Woodworking is a timeless and beautiful craft, often imbued with passion and the pursuit of quality, where creativity and manufacturing unite. Seasoned wood craftsmanship will inevitably result in good design, when handiwork, technique and expertise are skilfully carried out. Using different timbers, the craftsman is able to form a real connection with this raw and tactile material to produce wood designs that are simple and clean. With wood there is an inescapable notion where working hard equates to living well.
In wood there is often a pragmatic and useful purpose that sits alongside an aesthetic disposition. In a rural setting, wood has the capacity to add a level of elegance paired with rusticity that is difficult for other materials to compete with. Modern production techniques work to improve wood’s durability, its fire resistance and usefulness. As such we see wood featured at an increasing rate in building projects, both in its natural state and in an engineered form. Whether organic or machine-engineered, the warmth and simplicity of wood represents longevity and sustainability when living with design.
Wood continues to be as popular today as ever and its possible applications are numerous, ranging from the construction of an entire home to adding interiors features that are practical and/or warming. Its multi-functional uses can be found in: doors, floors, skirting, frames, cills, lintels, ceilings, wall partitions (panelled and un-panelled) and staircases.
With its unlimited timbers, textures, patterns, grains, natural, painted and stained colours, wood has a significant role to play in the home. It will age beautifully through the years, maturing, becoming darker or lighter, adding charm and character. Wood also tells the story of a home, from those adze imprints left by a craftsman to the craggy timbers that have stood the test of time, wear and tear.
Depending on the type of wood used and the context, wooden fixtures and fittings can help to dictate a home’s environment, such as traditional versus rustic and midcentury versus modern. Used in conjunction with materials such as concrete, glass, metal and stone, wood will add a beautiful homey feel. In her book “Modern Country”, author Caroline Clifton-Mogg considers wood to act as a “soft-spoken peace-maker” when combined with harder materials.

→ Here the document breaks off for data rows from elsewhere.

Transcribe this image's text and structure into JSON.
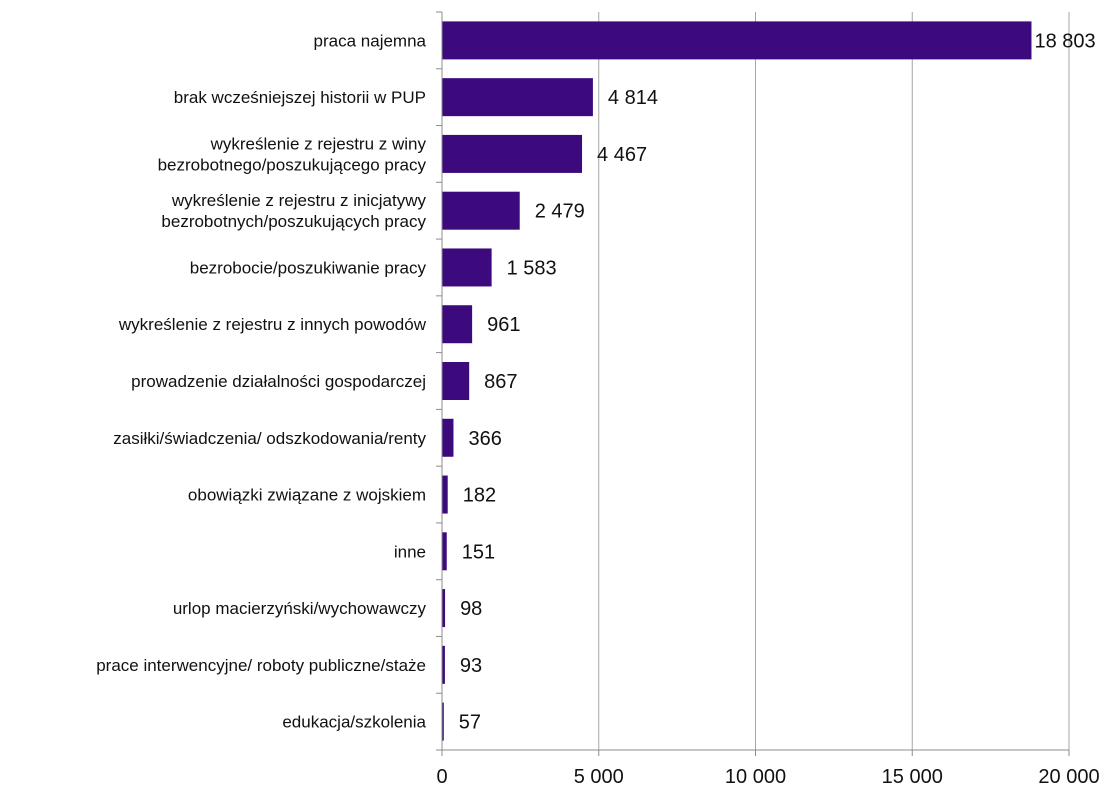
{
  "chart_data": {
    "type": "bar",
    "orientation": "horizontal",
    "categories": [
      [
        "praca najemna"
      ],
      [
        "brak wcześniejszej historii w PUP"
      ],
      [
        "wykreślenie z rejestru z winy",
        "bezrobotnego/poszukującego pracy"
      ],
      [
        "wykreślenie z rejestru z inicjatywy",
        "bezrobotnych/poszukujących pracy"
      ],
      [
        "bezrobocie/poszukiwanie pracy"
      ],
      [
        "wykreślenie z rejestru z innych powodów"
      ],
      [
        "prowadzenie działalności gospodarczej"
      ],
      [
        "zasiłki/świadczenia/ odszkodowania/renty"
      ],
      [
        "obowiązki związane z wojskiem"
      ],
      [
        "inne"
      ],
      [
        "urlop macierzyński/wychowawczy"
      ],
      [
        "prace interwencyjne/ roboty publiczne/staże"
      ],
      [
        "edukacja/szkolenia"
      ]
    ],
    "values": [
      18803,
      4814,
      4467,
      2479,
      1583,
      961,
      867,
      366,
      182,
      151,
      98,
      93,
      57
    ],
    "value_labels": [
      "18 803",
      "4 814",
      "4 467",
      "2 479",
      "1 583",
      "961",
      "867",
      "366",
      "182",
      "151",
      "98",
      "93",
      "57"
    ],
    "xlim": [
      0,
      20000
    ],
    "xticks": [
      0,
      5000,
      10000,
      15000,
      20000
    ],
    "xtick_labels": [
      "0",
      "5 000",
      "10 000",
      "15 000",
      "20 000"
    ],
    "grid": true,
    "legend": "none",
    "bar_color": "#3D0A7E",
    "grid_color": "#A6A6A6",
    "axis_color": "#8C8C8C",
    "title": "",
    "xlabel": "",
    "ylabel": ""
  }
}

The malleability of wood, its sustainable properties, traditional values, solidity, warmth and honesty, will ensure it continues to find favour in architecture and interiors. Handmade, rustic, imperfect, whatever its features, wood is at home in a rustic country cottage as it is in a contemporary city loft apartment.
Clifton-Mogg, C. (2014) Modern Country: Inspiring Interiors for Contemporary Country Living. London: Jacqui Small LLP.